Who will Samba Bathily, Akon and Thione Niang be talking to?
- First of all, African populations, by showing them through projects that it is now possible to light up, cool down and work with clean energy.
- Public authorities, to invite them to consider solar solutions in their calls for tenders and rural electrification plans
- DFIs – banks, credit institutions, development banks, international donors, private funds – to invite them to increase the volume of their investments in Africa on renewable projects, and to structure opportunities big enough to be attractive.
- Media, to ask them to help reposition the issue of access to energy in Africa at the top of the international political agenda.
- Technical partners, to design innovative schemes in order to deploy equipment quickly while offering governments attractive financing approaches and repayment modalities .
Two other issues were also highlighted. First, that of prioritization. In Africa, and given that, at the time, 70% of the population lived in rural areas (today: 65%), should we absolutely focus on deploying the grid from the cities to the countryside? Shouldn’t offgrid solutions draw more attention from public and private decision-makers and attract more of the available investments? Second issue: quality of the equipment – which depends not only on the quality of the initial materials and components but also, and above all, on maintenance. It is up to the energy players in the sector to raise awareness among the public authorities. But it is also up to the public authorities, who always have the last word, to decide to invest in this area in addition to purchasing street lamps or public candelabra – and, by choosing solar energy, for example, to create jobs for the new generation at the same time.

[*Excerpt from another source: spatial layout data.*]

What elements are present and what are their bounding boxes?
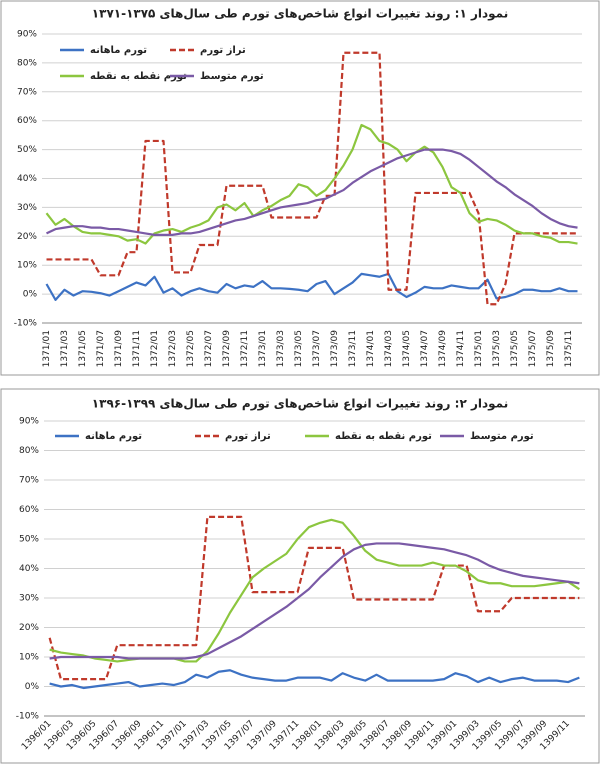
- series-line: [49, 542, 580, 660]
- legend-label: تورم متوسط: [470, 431, 534, 442]
- x-tick-label: 1371/03: [60, 330, 70, 367]
- y-tick-label: 10%: [19, 653, 39, 663]
- x-tick-label: 1373/07: [312, 330, 322, 367]
- y-tick-label: 10%: [17, 261, 37, 271]
- x-tick-label: 1372/01: [150, 330, 160, 367]
- x-tick-label: 1373/01: [258, 330, 268, 367]
- series-line: [45, 123, 578, 245]
- legend-label: تورم نقطه به نقطه: [90, 71, 187, 82]
- y-tick-label: 80%: [19, 446, 39, 456]
- y-tick-label: 40%: [19, 564, 39, 574]
- x-tick-label: 1375/03: [492, 330, 502, 367]
- x-tick-label: 1372/09: [222, 330, 232, 368]
- series-line: [46, 148, 578, 236]
- y-tick-label: -10%: [16, 712, 40, 722]
- legend-label: تورم ماهانه: [85, 431, 142, 442]
- y-tick-label: 60%: [17, 116, 37, 126]
- series-line: [45, 272, 578, 301]
- series-line: [48, 515, 580, 681]
- series-line: [46, 51, 578, 306]
- y-tick-label: 30%: [17, 203, 37, 213]
- legend-label: تورم نقطه به نقطه: [335, 431, 432, 442]
- x-tick-label: 1375/11: [564, 330, 574, 367]
- series-line: [49, 669, 580, 690]
- y-tick-label: 70%: [17, 87, 37, 97]
- x-tick-label: 1375/09: [546, 330, 556, 368]
- x-tick-label: 1373/11: [348, 330, 358, 367]
- legend-label: تراز تورم: [200, 45, 246, 56]
- y-tick-label: 90%: [17, 30, 37, 40]
- chart-title: نمودار ۲: روند تغییرات انواع شاخص‌های تو…: [92, 397, 508, 412]
- y-tick-label: 0%: [25, 682, 40, 692]
- x-tick-label: 1374/01: [366, 330, 376, 367]
- panel-frame: [0, 388, 600, 764]
- x-tick-label: 1374/05: [402, 330, 412, 367]
- legend-label: تورم ماهانه: [90, 45, 147, 56]
- y-tick-label: 50%: [19, 535, 39, 545]
- x-tick-label: 1372/05: [186, 330, 196, 367]
- y-tick-label: 0%: [23, 290, 38, 300]
- legend-label: تراز تورم: [225, 431, 271, 442]
- y-tick-label: 70%: [19, 476, 39, 486]
- y-tick-label: 20%: [17, 232, 37, 242]
- y-tick-label: 50%: [17, 145, 37, 155]
- y-tick-label: 40%: [17, 174, 37, 184]
- x-tick-label: 1373/03: [276, 330, 286, 367]
- x-tick-label: 1373/05: [294, 330, 304, 367]
- x-tick-label: 1374/09: [438, 330, 448, 368]
- x-tick-label: 1373/09: [330, 330, 340, 368]
- x-tick-label: 1371/07: [96, 330, 106, 367]
- x-tick-label: 1375/07: [528, 330, 538, 367]
- x-tick-label: 1375/01: [474, 330, 484, 367]
- y-tick-label: 60%: [19, 505, 39, 515]
- x-tick-label: 1371/09: [114, 330, 124, 368]
- x-tick-label: 1371/01: [42, 330, 52, 367]
- y-tick-label: 20%: [19, 623, 39, 633]
- y-tick-label: 80%: [17, 58, 37, 68]
- x-tick-label: 1374/07: [420, 330, 430, 367]
- series-line: [49, 518, 580, 663]
- chart-title: نمودار ۱: روند تغییرات انواع شاخص‌های تو…: [92, 7, 508, 22]
- x-tick-label: 1371/05: [78, 330, 88, 367]
- y-tick-label: 90%: [19, 417, 39, 427]
- y-tick-label: 30%: [19, 594, 39, 604]
- panel-frame: [0, 0, 600, 376]
- y-tick-label: -10%: [14, 319, 38, 329]
- x-tick-label: 1371/11: [132, 330, 142, 367]
- x-tick-label: 1372/11: [240, 330, 250, 367]
- x-tick-label: 1374/11: [456, 330, 466, 367]
- legend-label: تورم متوسط: [200, 71, 264, 82]
- x-tick-label: 1372/07: [204, 330, 214, 367]
- x-tick-label: 1372/03: [168, 330, 178, 367]
- x-tick-label: 1375/05: [510, 330, 520, 367]
- x-tick-label: 1374/03: [384, 330, 394, 367]
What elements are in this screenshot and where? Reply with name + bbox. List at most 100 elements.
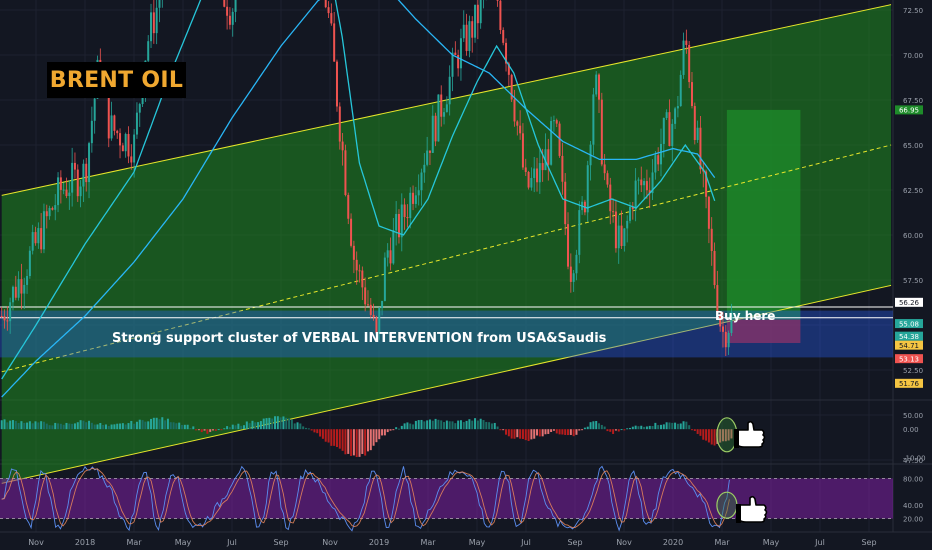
macd-bar [299,423,302,430]
time-tick-label: Jul [814,538,825,547]
macd-bar [493,422,496,430]
macd-bar [73,423,76,430]
macd-bar [195,429,198,431]
position-boxes [726,109,801,343]
macd-bar [555,429,558,434]
candle-body [448,76,451,105]
candle-body [637,179,640,181]
candle-body [352,245,355,260]
time-tick-label: Sep [567,538,582,547]
macd-bar [307,428,310,430]
macd-bar [707,429,710,443]
candle-body [693,106,696,140]
macd-bar [397,428,400,430]
macd-bar [155,417,158,430]
time-tick-label: Mar [420,538,436,547]
channel-upper-line [1,4,892,196]
buy-annotation: Buy here [715,309,776,323]
candle-body [3,316,6,321]
candle-body [465,24,468,51]
candle-body [417,190,420,196]
candle-body [592,94,595,145]
candle-body [705,171,708,197]
macd-bar [166,418,169,430]
candle-body [657,155,660,165]
candle-body [623,228,626,246]
time-tick-label: Jul [520,538,531,547]
candle-body [696,127,699,140]
candle-body [121,145,124,152]
macd-bar [623,429,626,431]
candle-body [90,120,93,144]
macd-bar [544,429,547,435]
candle-body [707,196,710,229]
macd-bar [606,429,609,432]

Solektra has also demonstrated its ability to bring to Africa world-class international partners, such as Sunna Design, recognized for its technology in the field of solar street lamp batteries, R20-20regions of climate action regions which is setting up a fund dedicated to renewable infrastructures in Africa (Sub national Climate Fund for Africa), or technical partners such as Tata Transformation Communications Services interested in the deployment of solar-powered digital solutions and e-services.
Multi-Industries Group operates in close collaboration with the Solektra Solar Academy, and the Diamniadio plant already includes a room reserved for training activities; a design and technical department will also be available as of September 2020 to develop new solutions in line with the specific needs of African consumers.